Talk about sex. We often talk about at-risk AIDS groups such as IV drug users, but let's face it - there are a lot more people having sex than sharing needles. No one wants to talk about sex in public, but everyone's doing it in private. Young boys brag about the number of children their girlfriends have, as if it is a mark of distinction to have as many kids as possible before finishing high school. This has to change.

To help reduce the chance of for us to help stop the spread of infection in our youth and to provide an educational forum for adults, we have started "Safer Sex Parties." This new method of AIDS education teaches people how to have "outercourse" instead of "intercourse" - how to have fun without sharing body fluids. It also teaches them how to use condoms, dental dams, finger cots, and latex gloves.

There is no nudity or physical contact at the parties. They are usually held in the form of a game show, a skills-building exercise designed to get people to communicate with each other and share "safer sex" ideas. If we can get parents and kids to open up to each other and talk about sex at these parties, then perhaps they will feel more comfortable talking about the subject at home. 

Redefine "at risk" to include women from different backgrounds and marital status. I remember one women who told me that her doctor said she was not at risk for AIDS because she was married and didn't use drugs. This kind of misinformation plagues the medical establishment. According to the Centers for Disease Control, women will soon make up 80 percent of those diagnosed with the AIDS virus.

Yet married women and women in monogamous relationships are told that they are not at risk - a cultural stereotype that can make women afraid to demand safe sex from their partners. Many think that if they refuse to "give it up," their partner will go elsewhere.

In our training, we emphasize that everyone is at risk. We also emphasize that everyone has a right to protect themselves - regardless of marital status.

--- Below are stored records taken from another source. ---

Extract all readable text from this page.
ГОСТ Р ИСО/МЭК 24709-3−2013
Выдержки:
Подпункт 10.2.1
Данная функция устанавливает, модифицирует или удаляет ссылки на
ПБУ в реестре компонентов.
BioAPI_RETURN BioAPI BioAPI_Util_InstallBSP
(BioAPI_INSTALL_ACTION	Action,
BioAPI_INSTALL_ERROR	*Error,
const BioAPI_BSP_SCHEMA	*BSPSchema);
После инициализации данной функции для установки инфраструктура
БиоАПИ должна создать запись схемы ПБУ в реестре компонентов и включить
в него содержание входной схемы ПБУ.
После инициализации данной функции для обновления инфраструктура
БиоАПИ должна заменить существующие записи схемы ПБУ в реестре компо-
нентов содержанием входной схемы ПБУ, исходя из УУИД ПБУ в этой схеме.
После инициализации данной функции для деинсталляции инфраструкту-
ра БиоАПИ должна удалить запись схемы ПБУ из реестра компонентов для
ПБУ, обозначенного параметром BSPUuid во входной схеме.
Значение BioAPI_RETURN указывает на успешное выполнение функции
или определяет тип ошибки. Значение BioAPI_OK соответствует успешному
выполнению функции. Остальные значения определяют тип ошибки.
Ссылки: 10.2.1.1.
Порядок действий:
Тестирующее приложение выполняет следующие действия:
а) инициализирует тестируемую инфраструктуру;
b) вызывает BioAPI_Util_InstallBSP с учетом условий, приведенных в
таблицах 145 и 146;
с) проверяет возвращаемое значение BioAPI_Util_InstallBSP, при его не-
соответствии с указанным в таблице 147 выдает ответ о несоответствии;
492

Utilize the churches. For years, many religious leaders have preached that sex without marriage is sinful, and that AIDS is a punishment from God. In the face of the growing epidemic, however, churches are starting to take a proactive role in educating their congregations about AIDS.

AIDS is a medical issue, not a moral issue, and religious leaders should be given mandatory classes on AIDS infection and how the disease is transmitted. No one can pretend to be a leader if they cannot address issues that are relevant and real to the people who attend their services.

We teach religious leaders that it's better to pray with a person beside us than from beside a graveside. Churches must continue to serve as the backbone of our community in the face of this deadly epidemic - but they must do so through AIDS education. This is not something that we can just pray away.

 

These lessons we have learned from fighting AIDS are by no means the only solutions to the crisis. But until there is a cure for AIDS, education represents the only safe measure to guard against the virus.

Let's be realistic. Abstinence is a worthy goal, but we have to face reality. People are having sex, and it doesn't appear that they are going to stop. In order To help reduce the chance of for us to help stop the spread of AIDS, we have to face this fact and be more open.

Like no other plague before, the AIDS epidemic threatens to wipe out an entire generation and leave another orphaned. We must not let cultural, racial, or social barriers distract us from the job that must be done. Nor can we let political ineptitude stop us from our task. This is an undeclared war that everyone must enlist in for us to win. We simply cannot let people continue to die because we don't feel comfortable talking about AIDS. Everyone must become an educator and learn to live.